For the local asset generation, there are useful model parameters that can be considered. Shap-E can create multiple, unique inferences from a single text prompt since Shap-E is diffusion-based. Still, it would be nice for the user to have the option to generate multiple assets. Some of the finer points of the Shap-E model are also variable and can be fine-tuned to tweak the outputs. Something akin to an advanced menu that would allow the user to change default values would be of great use.
The field of state-of-the-art generative AI moves quickly.

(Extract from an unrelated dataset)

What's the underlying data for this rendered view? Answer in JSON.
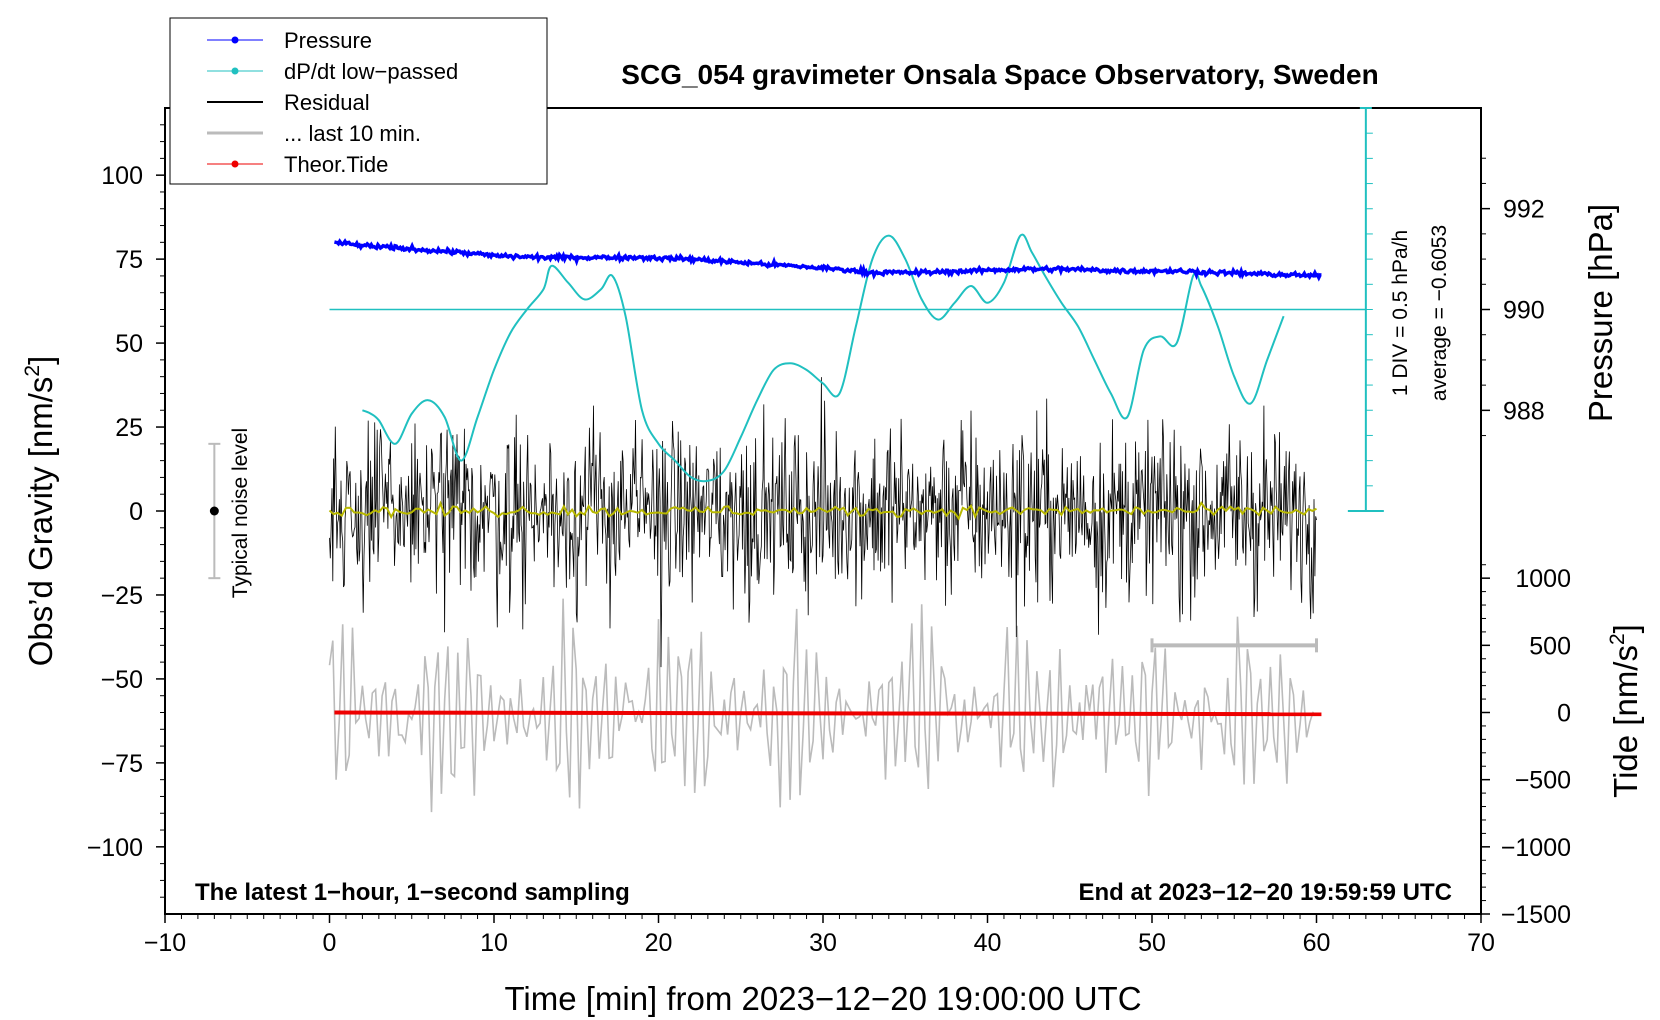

It is likely that our current implementation will become out of date and will need to be updated to keep up with advances in generating 3D assets from text prompts.
We had an idea to make an app that uses the lidar sensors on our phones to scan objects in our surroundings and send those scans to speckle. This would further integrate tech into this package in a way that would be accessible to many users.
A data abstraction that can be leveraged to fine-tune an AI model. Here, multiple images can be generated for a given prompt where a user is only allowed to select one. This abstraction can be used to store these decisions to be used to train a model further.